Even though the current Ben & Jerry’s pledge says it will keep selling in the rest of Israel that it does not consider “occupied,” that may not protect the company from legal repercussions.
Among the 33 states with anti-BDS laws, 21 have measures that target boycotts that include areas controlled by Israel — meaning the West Bank. The language usually reads as it did in the Illinois law passed in 2015: “‘Boycott Israel’ means engaging in actions that are politically motivated and are intended to penalize, inflict economic harm on, or otherwise limit commercial relations with the State of Israel or companies based in the State of Israel or in territories controlled by the State of Israel.”
Ben & Jerry’s could not credibly claim that it does not understand that boycotting settlements would effectively lead to a boycott of all of Israel, argues Eugene Kontorovich, the director of the Center for the Middle East and International Law at George Mason University’s Antonin Scalia Law School.

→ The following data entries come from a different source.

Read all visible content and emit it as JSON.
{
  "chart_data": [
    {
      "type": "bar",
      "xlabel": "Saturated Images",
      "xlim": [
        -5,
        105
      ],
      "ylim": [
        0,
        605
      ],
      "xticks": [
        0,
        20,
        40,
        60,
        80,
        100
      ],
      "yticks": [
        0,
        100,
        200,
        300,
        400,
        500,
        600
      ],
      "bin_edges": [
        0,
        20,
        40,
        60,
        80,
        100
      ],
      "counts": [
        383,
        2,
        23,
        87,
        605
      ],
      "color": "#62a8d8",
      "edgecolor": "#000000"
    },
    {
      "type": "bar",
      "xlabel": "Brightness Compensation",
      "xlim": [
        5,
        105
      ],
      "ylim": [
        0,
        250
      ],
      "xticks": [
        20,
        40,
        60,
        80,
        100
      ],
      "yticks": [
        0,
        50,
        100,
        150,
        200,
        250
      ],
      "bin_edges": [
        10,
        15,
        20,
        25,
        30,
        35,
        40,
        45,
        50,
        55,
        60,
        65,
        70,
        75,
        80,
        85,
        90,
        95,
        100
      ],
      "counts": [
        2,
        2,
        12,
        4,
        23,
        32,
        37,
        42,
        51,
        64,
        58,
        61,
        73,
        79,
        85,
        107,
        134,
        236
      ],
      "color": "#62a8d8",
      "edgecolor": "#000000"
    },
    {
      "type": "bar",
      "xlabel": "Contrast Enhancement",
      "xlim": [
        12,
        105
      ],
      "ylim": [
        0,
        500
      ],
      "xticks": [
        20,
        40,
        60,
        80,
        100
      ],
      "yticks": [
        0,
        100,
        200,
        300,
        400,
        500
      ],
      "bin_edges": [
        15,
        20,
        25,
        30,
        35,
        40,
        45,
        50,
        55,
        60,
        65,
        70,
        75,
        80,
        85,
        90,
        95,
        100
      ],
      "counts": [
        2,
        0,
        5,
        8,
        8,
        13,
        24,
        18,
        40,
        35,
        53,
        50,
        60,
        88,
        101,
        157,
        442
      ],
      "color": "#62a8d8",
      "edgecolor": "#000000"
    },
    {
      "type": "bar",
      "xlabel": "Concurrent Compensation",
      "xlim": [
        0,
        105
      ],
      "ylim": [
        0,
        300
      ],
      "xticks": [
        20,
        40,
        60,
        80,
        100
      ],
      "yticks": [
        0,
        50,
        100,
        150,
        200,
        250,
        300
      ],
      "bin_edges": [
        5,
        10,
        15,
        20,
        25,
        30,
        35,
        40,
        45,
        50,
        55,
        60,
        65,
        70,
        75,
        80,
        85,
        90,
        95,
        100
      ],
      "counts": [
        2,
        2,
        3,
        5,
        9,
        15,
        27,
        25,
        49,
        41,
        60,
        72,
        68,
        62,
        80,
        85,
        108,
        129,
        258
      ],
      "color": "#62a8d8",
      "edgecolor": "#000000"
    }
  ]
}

Kontorovich, who is widely seen as an “intellectual architect” of the anti-BDS legislative push, noted that Israel’s laws effectively ban boycotts of the West Bank and that the term “Occupied Palestinian Territory” likely includes eastern Jerusalem, which Israel regards as its sovereign territory. (The company’s statement did not specify from which territories it was seeking to extract its ice cream.)
“Ben & Jerry’s is doing this in full awareness that this will basically end their business with Israel,” Kontorovich said.
“Under Israeli law, a business can’t discriminate amongst Israeli citizens, regardless of where they live, and certainly in Israeli sovereign territory,” he added. “The licensee, in this case, understands this full well, and has explained to Ben & Jerry’s that [the licensee] really has no choice but to end its association with Ben & Jerry’s.”
Another avenue of legal damage that Ben & Jerry’s critics can enforce involves pensions. Twelve states mandate disinvesting retirement funds for state employees from companies that observe BDS. One is Illinois, where Richard Goldberg, a senior adviser to former Gov. Bruce Rauner, drafted one of the first anti-BDS laws in the nation in 2015.
These laws represent a real threat to Unilever, Goldberg said, because the anti-BDS state pension law is applicable to parent and affiliate companies of the offending party. (Its individual workers, employed by private companies, would not be affected by the state’s law.)
“Unilever, being the parent company in this case, is responsible and is liable and is subject to the state anti-BDS laws as they are written,” Goldberg said.
Goldberg, now a senior adviser to the Foundation for Defense of Democracies, said the disinvestment language — modeled on earlier laws mandating disinvestment of state employee funds from Iran and Sudan — could result in Unilever being removed from state employee index funds.
That’s “a massive amount of money just across 12 states invested in international equities,” he said.
Goldberg said he was taken aback by how little wiggle room Ben & Jerry’s left itself. Conventionally, he said, companies divesting from Israel do not explain why they are taking such action, which gives them more legal cover against anti-BDS laws.
“This is dead to rights because you have a very formal, explicit announcement from Ben & Jerry’s announcing, very clearly, that they are taking a step to inflict harm on an Israeli company,” he said. “There really never has been a clearer case, and so high-profile, for a statement that would violate the BDS laws.”
The last time a major company pulled out of business with Israeli settlements was in 2018, when Airbnb announced it would stop listing lodgings from settlements. Lawsuits alleging discriminatory practices were filed in the U.S., and Airbnb stood down within months, settling with the litigants.
That may not be possible in the Ben & Jerry’s case: The ice cream ban on sales in the West Bank affects both Israelis and Palestinians in the territory, while Airbnb’s plans focused only on settlements. One of the lawyers in the Airbnb case, David Abrams, told JTA that he had no comment at this time on the Ben & Jerry’s case.